Johannesburg im Umbruch:Wohnen mit Mission

Diesen Neustart sehen viele auch als Chance. Jonathan Liebmann zum Beispiel, Johannesburger Immobilien-Investor mit Vision. 25 ruinöse Innenstadt-Häuser hat der 31-Jährige inzwischen aufgekauft.

Sein Vorzeigeprojekt ist das 2009 eröffnete Maboneng ("Platz des Lichts") mit dem Künstlerzentrum "Arts on Main", in dem auch das Goethe-Institut eine Dependance unterhält. Galerien und Buchläden, das Boutique-Hotel "12 Decades", das Programmkino Bioscope und ein halbes Dutzend schicker Restaurants sind in dem seit 1888 existierenden ehemaligen Handwerks- und Kleinindustrie-Viertel eingezogen. Mit seinen Lagerhallen, Graffiti-Wänden und Lofts (Startpreis: 50.000 Euro) erinnert die Nachbarschaft an das einstige Brooklyn oder Tribeca.

Doch von Gentrifizierung, der Verdrängung alteingesessener Bürger durch Schickimicki-Klientel, könne man in Afrika nicht sprechen, meint Liebmann. Er will vor allem junge Familien aller Couleur und kleine Gewerbetreibende wieder in die Innenstadt locken. "Wer hier hinzieht, weiß, er ist selber Teil des Umbruchs und der Wiederbelebung der Stadt", sagt etwa der Maler Fred Clarke, 27, der im "Arts on Main"-Komplex ein Wohnatelier unterhält. Das Wohnen mit Mission liegt im Trend: "I was shot in Jo'burg" heißt die Fotogalerie des Künstlers Mehluli P. Ndlovu, der mit diesem Namen einerseits auf die extrem hohe Kriminalitätsrate abzielt, andererseits für seine Schnappschüsse wirbt.

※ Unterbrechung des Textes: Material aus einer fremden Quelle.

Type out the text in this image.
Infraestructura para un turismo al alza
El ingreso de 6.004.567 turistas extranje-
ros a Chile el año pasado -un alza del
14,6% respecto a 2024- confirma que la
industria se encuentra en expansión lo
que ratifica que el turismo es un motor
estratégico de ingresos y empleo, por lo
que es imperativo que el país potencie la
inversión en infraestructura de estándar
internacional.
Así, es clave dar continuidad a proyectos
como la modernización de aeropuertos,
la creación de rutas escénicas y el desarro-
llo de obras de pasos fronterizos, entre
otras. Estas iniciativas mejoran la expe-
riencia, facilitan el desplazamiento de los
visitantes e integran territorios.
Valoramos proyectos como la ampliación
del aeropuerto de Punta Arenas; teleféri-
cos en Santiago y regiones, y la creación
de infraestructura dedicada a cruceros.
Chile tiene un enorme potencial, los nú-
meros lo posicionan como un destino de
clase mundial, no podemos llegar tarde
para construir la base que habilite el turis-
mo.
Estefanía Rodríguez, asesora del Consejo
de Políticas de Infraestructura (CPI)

Shop-Eröffnung als politisches Statement

Die Modedesignerin Anisa Mpungwe entwirft und verkauft Afro-Kollektionen und Tunika-Kleider in ihrer Boutique "Loin Cloth & Ashes". Die Shop-Eröffnung in Maboneng ist für sie fast ein politisches Statement: "Wir trauen uns wieder in die City", heißt es jetzt, nachdem Ende der 90er-Jahre auch der letzte verbliebene Einzelhändler in die sichereren nördlichen Vororte geflohen war. In Kürze sollen in Maboneng das erste Hotel für Rucksacktouristen, "Curiocity", und ein Café mit Pool eröffnen. Auch mehr Grün soll es bald geben. Jonathan Liebmann plant Pop-up-Gärten, kleine Parks, die von den Bewohnern selbst unterhalten werden sollen.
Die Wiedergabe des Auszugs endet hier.